From QEMU's specification: IVSHMEM is designed to share a memory region between multiple QEMU processes running different guests and the host. In order for all guests to be able to pick up the shared memory area, it is modeled by QEMU as a PCI device exposing said memory to the guest as a PCI BAR. On a Linux VM you will use a UIO driver to map the memory to the devices.
We bench-marked performance for this technology communicating a block of data of different sizes between two Linux machines; in both an AMD and an Intel processor. IVSHMEM allows to have an interruption so our basic test consists of writing a block of memory to the shared memory, send a interruption to the other VM, then the other VM copies the data out and notifies with another interruption.
For this test the performance on AMD degrades rapidly after the standard page size (4k). Check this plot with round-trip-times on both processors: Intel in Red, AMD in Blue. *Note: scale is logarithmic.

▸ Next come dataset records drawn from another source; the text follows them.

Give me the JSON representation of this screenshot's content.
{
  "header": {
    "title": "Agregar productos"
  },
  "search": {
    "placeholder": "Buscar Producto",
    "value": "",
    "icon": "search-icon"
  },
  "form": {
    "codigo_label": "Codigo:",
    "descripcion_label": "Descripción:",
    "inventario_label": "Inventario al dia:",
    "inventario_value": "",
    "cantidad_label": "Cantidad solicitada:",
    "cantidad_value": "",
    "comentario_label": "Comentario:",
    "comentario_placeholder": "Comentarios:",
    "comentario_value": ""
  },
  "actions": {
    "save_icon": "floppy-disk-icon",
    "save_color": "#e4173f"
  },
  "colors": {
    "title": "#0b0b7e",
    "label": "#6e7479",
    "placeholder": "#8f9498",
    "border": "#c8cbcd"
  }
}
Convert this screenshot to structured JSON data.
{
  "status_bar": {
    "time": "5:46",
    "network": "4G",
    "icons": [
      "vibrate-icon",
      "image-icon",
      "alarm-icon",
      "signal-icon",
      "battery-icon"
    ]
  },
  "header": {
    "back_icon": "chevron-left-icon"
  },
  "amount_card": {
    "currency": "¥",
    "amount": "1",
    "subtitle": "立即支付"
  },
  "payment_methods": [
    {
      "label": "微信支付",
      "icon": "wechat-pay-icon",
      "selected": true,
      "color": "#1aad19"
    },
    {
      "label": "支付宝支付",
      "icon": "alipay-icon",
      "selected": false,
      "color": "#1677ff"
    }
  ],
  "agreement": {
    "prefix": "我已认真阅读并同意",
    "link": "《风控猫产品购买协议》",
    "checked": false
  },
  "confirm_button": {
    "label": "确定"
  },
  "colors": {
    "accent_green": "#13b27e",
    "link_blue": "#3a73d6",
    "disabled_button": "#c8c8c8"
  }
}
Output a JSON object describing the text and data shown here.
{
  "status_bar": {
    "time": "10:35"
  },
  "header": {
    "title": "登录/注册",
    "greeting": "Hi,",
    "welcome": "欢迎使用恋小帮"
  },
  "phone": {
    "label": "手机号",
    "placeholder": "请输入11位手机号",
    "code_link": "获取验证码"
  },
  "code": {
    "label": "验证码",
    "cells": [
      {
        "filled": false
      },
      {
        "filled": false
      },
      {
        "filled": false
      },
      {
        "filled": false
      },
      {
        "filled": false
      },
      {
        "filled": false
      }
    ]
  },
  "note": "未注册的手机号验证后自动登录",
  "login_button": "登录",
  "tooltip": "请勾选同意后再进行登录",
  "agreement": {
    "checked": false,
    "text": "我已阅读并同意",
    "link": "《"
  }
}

We have tried to understand these results without any luck. We have tried checking cache misses, using hugepages, pinning processes to the cache blocks near each other, we checked the dTLB, and performance profiles. Of course AMD-V and AMD I/O are active. Main memory and other components are similar. Intel performance even beats AMD's WS on Laptops and other low-performance processors. The graph results are almost identical for many intel processors, like:
- 11th Gen Intel(R) Core(TM) i7-11700K @ 3.60GHz
- 11th Gen Intel(R) Core(TM) i7-1165G7 @ 2.80GHz
- 12th Gen Intel(R) Core(TM) i7-12700K
- 10th Gen Intel(R) Core(TM) i7-10510U CPU @ 1.80GHz
Is there any design or implementation difference that makes the AMD processors worse for this scenario? Are there any know issues with IOVA performance, or memory handling in general?
Thanks,